Fosfomycin MICs were: WT E. coli BW25113 (2 mg/L), Δ glpT (2 mg/L), Δ uhpT (64 mg/L), Δ cyaA (8 mg/L), Δ ptsI (2 mg/L), Δ glpT-uhpT (256 mg/L), Δ glpT-cyaA (8 mg/L), Δ glpT-ptsI (2 mg/L), Δ uhpT-cyaA (512 mg/L), Δ uhpT-ptsI (64 mg/L) and Δ ptsI-cyaA (32 mg/L). In the mutant frequency assays, no mutants were recovered from BW25113. Mutants appeared in Δ glpT , Δ uhpT , Δ cyaA and Δ ptsI at 64 mg/L and in Δ uhpT and Δ cyaA at 256 mg/L. Δ glpT-ptsI , but not Δ glpT-cyaA , Δ uhpT-cyaA or Δ uhpT-ptsI , increased the mutant frequency compared with the highest frequency found in each single mutant. In time-kill assays, all mutants regrew at 64 mg/L. Initial bacterial reductions of 2-4 log 10 cfu/mL were observed for all strains, except for Δ uhpT-ptsI , Δ glpT-uhpT and Δ uhpT-cyaA . Only Δ glpT and Δ ptsI mutants were cleared using 307 mg/L.

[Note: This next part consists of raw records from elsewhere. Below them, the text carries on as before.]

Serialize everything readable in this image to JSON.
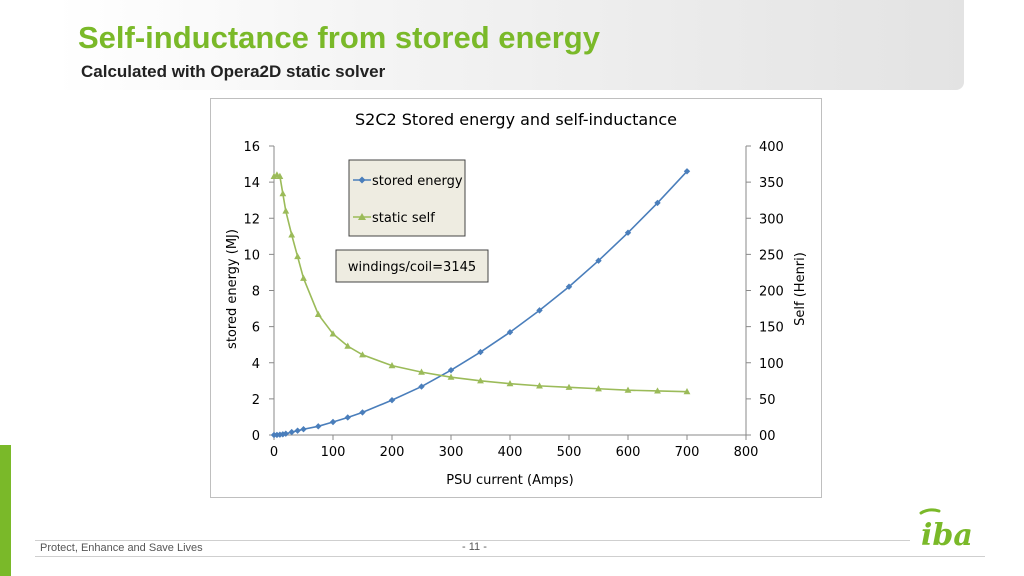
{
  "slide": {
    "title": "Self-inductance from stored energy",
    "subtitle": "Calculated with Opera2D static solver",
    "footer": "Protect, Enhance and Save Lives",
    "page": "- 11 -",
    "logo_text": "iba"
  },
  "colors": {
    "accent": "#7ab929",
    "energy": "#4a7ebb",
    "self": "#9bbb59"
  },
  "chart_data": {
    "type": "line",
    "title": "S2C2 Stored energy and self-inductance",
    "xlabel": "PSU current (Amps)",
    "ylabel": "stored energy (MJ)",
    "y2label": "Self (Henri)",
    "xlim": [
      0,
      800
    ],
    "ylim": [
      0,
      16
    ],
    "y2lim": [
      0,
      400
    ],
    "x_ticks": [
      "0",
      "100",
      "200",
      "300",
      "400",
      "500",
      "600",
      "700",
      "800"
    ],
    "y_ticks": [
      "0",
      "2",
      "4",
      "6",
      "8",
      "10",
      "12",
      "14",
      "16"
    ],
    "y2_ticks": [
      "00",
      "50",
      "100",
      "150",
      "200",
      "250",
      "300",
      "350",
      "400"
    ],
    "grid": false,
    "legend_position": "upper-middle",
    "annotation": "windings/coil=3145",
    "series": [
      {
        "name": "stored energy",
        "axis": "left",
        "marker": "diamond",
        "x": [
          0,
          5,
          10,
          15,
          20,
          30,
          40,
          50,
          75,
          100,
          125,
          150,
          200,
          250,
          300,
          350,
          400,
          450,
          500,
          550,
          600,
          650,
          700
        ],
        "values": [
          0,
          0.005,
          0.018,
          0.04,
          0.07,
          0.16,
          0.24,
          0.32,
          0.48,
          0.72,
          0.97,
          1.25,
          1.93,
          2.68,
          3.59,
          4.59,
          5.69,
          6.9,
          8.21,
          9.65,
          11.2,
          12.85,
          14.6
        ]
      },
      {
        "name": "static self",
        "axis": "right",
        "marker": "triangle",
        "x": [
          0,
          5,
          10,
          15,
          20,
          30,
          40,
          50,
          75,
          100,
          125,
          150,
          200,
          250,
          300,
          350,
          400,
          450,
          500,
          550,
          600,
          650,
          700
        ],
        "values": [
          358,
          360,
          358,
          334,
          310,
          277,
          247,
          217,
          167,
          140,
          123,
          111,
          96,
          87,
          80,
          75,
          71,
          68,
          66,
          64,
          62,
          61,
          60
        ]
      }
    ]
  }
}
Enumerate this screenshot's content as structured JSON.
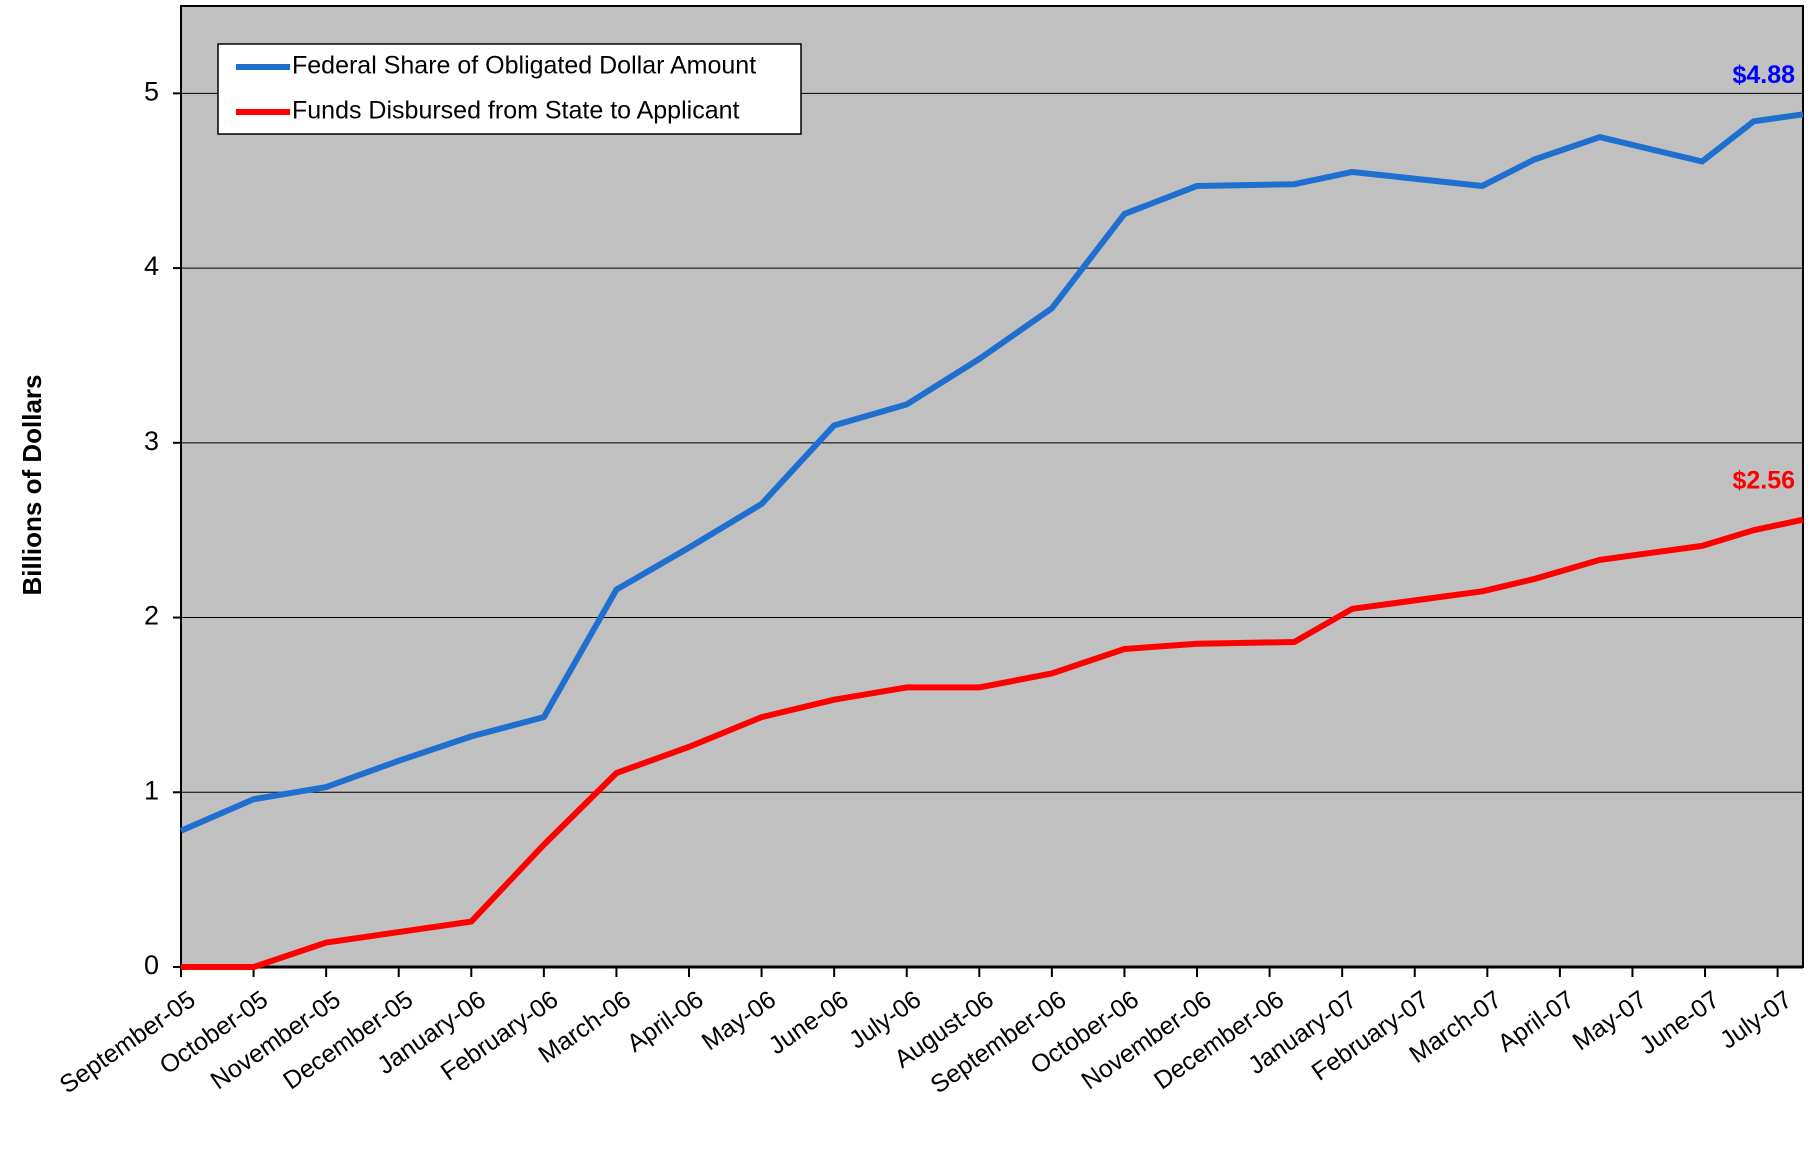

Fosfomycin MIC may not be a good efficacy predictor, as highly resistant mutants may appear, depending on other pre-existing mutations with no impact on MIC.
磷霉素在大肠杆菌中的活性取决于几个对磷霉素耐药性重要性未知的基因。目的是阐明uhpT、glpT、cyaA和ptsI基因在大肠杆菌对磷霉素耐药性中的作用。
研究了野生型大肠杆菌BW25113及其缺失突变体ΔuhpT、ΔglpT、ΔcyaA、ΔptsI、ΔglpT - uhpT、ΔglpT - cyaA
、ΔglpT - ptsI、ΔuhpT - cyaA、ΔuhpT - ptsI和ΔptsI - cyaA。使用CLSI指南检测对磷霉素的敏感性。在64和256mg/L浓度下测定磷霉素突变频率。使用时间杀菌试验在64和307mg/L(人Cmax)浓度下测试磷霉素的体外活性。
磷霉素的MIC分别为:野生型大肠杆菌BW25113(2mg/L)、ΔglpT(2mg/L)、ΔuhpT(64mg/L)、ΔcyaA(8mg/L)、ΔptsI(2mg/L)、ΔglpT - uhpT(256mg/L)、ΔglpT - cyaA(8mg/L)、ΔglpT - ptsI(2mg/L)、ΔuhpT - cyaA(512mg/L)、ΔuhpT - ptsI(64mg/L)和ΔptsI - cyaA(32mg/L)。在突变频率测定中,未从BW25113中回收突变体。在64mg/L时,ΔglpT、ΔuhpT、ΔcyaA和ΔptsI中出现突变体,在256mg/L时,ΔuhpT和ΔcyaA中出现突变体。与每个单突变体中发现的最高频率相比,ΔglpT - ptsI增加了突变频率,但ΔglpT - cyaA、ΔuhpT - cyaA或ΔuhpT - ptsI没有。在时间杀菌试验中。所有突变体在64mg/L时都重新生长。除了ΔuhpT - ptsI、ΔglpT - uhpT和ΔuhpT - cyaA外,所有菌株的初始细菌减少量为2 - 4 log10 cfu/mL。仅使用307mg/L可清除ΔglpT和ΔptsI突变体。
磷霉素的MIC可能不是一个好的疗效预测指标,因为可能会出现高度耐药的突变体,这取决于其他对MIC无影响的预先存在的突变。